# Paw pads.



## AshleyAndSophiePup (Aug 24, 2012)

What color are her paw pads suppose to be? I took a picture of each of them







Front right








Front left








Back right








Back left


Sent from my iPhone using Petguide.com Free App


----------



## shellbeme (Mar 1, 2011)

Rocky's are all black Tucker has some random pink toes  I love his pink toes.


----------



## IvysMom (Dec 24, 2012)

I'm embarassed to say I had to go look. Ivy was sleeping on my lap so I just had to unfold her from the ball she was in. 

Ivy's are all black. I have no idea what is most common with Maltese, black, pink, or a mixture of both.


----------



## eiksaa (Jun 8, 2012)

Gustave's are all black. I love them! Makes for fun pics like these


----------



## ladodd (Jan 8, 2012)

My current 3 have all black pads. Luci had some pink on hers, I thought they were cute.


----------



## Yogi's Mom (Jan 6, 2013)

*Yogi's Are All Black.*


----------



## Furbabies mom (Jul 25, 2011)

Dewey and Laurel's are all black.


----------



## MoonDog (Jun 6, 2011)

Griffin's are mostly black with some pink and his front paws are bigger than his back paws. HUH?


----------



## Mallen600 (Oct 27, 2012)

Henry's are all black except for one with a white spot


----------



## Leila'sMommy (Oct 20, 2012)

Leila's are all black. 


Sent from my iPhone using Petguide.com Free App


----------



## Orla (Jul 5, 2009)

One of Milo's is all black and the other 3 are black and pink.

They're supposed to be black - but for pets, it doesn't matter if they're not


----------



## Mia's Grammy (Jul 27, 2012)

Hi,
Mia's were black,pink and white when she was 6 weeks old and have been changing ever since.

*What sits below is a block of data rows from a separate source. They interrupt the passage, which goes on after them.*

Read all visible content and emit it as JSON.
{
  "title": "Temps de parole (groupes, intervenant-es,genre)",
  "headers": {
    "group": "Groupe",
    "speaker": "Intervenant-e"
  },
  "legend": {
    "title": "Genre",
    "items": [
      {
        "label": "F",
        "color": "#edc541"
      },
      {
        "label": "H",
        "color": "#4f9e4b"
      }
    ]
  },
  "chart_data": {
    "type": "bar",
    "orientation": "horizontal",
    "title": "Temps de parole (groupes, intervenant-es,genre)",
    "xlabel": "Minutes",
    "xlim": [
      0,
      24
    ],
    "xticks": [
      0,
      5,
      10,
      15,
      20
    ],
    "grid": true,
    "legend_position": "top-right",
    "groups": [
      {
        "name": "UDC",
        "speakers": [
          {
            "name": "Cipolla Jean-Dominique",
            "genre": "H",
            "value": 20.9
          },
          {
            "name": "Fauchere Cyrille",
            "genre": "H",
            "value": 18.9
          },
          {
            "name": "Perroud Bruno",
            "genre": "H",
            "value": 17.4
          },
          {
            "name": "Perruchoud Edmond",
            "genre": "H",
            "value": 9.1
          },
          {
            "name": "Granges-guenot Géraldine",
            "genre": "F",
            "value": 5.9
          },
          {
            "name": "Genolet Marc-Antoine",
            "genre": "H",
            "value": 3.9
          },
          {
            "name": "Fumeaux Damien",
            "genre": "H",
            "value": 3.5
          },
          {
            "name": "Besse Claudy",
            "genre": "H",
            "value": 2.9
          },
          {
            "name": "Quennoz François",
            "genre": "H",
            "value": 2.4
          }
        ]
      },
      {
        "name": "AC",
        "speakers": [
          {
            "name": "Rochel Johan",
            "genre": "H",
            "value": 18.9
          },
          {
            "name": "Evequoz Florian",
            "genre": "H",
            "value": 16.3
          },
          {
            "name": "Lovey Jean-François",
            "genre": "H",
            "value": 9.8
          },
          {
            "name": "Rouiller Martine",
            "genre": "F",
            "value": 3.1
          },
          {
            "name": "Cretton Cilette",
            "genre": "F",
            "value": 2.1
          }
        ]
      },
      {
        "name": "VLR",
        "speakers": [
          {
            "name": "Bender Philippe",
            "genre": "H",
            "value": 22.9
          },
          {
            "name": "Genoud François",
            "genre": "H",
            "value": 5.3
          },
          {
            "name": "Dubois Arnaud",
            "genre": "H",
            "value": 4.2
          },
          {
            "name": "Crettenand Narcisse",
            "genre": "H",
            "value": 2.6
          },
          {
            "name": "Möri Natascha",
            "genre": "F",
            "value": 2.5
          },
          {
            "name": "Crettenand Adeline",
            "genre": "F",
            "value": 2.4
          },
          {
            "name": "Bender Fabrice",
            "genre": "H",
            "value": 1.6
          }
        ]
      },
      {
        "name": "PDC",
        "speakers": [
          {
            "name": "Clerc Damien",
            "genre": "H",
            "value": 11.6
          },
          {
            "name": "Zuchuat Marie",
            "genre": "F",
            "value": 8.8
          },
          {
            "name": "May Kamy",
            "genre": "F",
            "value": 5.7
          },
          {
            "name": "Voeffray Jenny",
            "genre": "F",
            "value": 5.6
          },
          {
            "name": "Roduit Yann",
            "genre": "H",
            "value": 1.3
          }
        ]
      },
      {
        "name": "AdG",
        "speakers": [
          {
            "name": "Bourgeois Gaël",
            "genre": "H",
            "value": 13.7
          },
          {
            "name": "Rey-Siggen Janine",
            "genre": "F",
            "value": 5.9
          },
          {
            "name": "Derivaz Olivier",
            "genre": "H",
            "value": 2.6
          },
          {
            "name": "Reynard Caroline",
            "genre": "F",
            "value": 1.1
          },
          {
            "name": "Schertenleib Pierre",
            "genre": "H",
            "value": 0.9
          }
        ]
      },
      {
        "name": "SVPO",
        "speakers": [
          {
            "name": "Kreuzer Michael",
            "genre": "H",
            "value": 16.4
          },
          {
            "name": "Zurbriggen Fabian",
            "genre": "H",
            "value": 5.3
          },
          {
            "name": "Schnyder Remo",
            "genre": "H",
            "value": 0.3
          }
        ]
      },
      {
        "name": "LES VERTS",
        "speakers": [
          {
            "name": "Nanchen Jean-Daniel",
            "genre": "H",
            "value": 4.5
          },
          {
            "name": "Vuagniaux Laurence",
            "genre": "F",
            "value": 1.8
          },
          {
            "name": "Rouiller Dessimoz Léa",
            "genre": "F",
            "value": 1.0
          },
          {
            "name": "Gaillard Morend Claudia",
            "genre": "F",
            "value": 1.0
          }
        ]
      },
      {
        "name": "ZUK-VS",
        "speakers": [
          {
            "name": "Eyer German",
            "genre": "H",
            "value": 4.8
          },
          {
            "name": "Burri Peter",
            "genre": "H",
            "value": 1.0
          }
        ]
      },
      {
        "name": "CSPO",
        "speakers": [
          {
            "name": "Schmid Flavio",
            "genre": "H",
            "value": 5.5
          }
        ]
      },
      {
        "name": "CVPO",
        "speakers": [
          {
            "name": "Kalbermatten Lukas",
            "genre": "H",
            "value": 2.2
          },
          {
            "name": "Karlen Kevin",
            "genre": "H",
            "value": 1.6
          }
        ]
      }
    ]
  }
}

Tonight after her bath I checked and they are almost completely all black. She is now 7 months old. Her tan spots are fading out also. Shes cute no matter what just like yours! :aktion033:


----------



## bellaratamaltese (May 24, 2006)

They are supposed to be black and some judges do check the paw pads in the show ring (although you won't get disqualified for pink) Of course, just coloring them in with a black sharpie pen takes care of that problem!


----------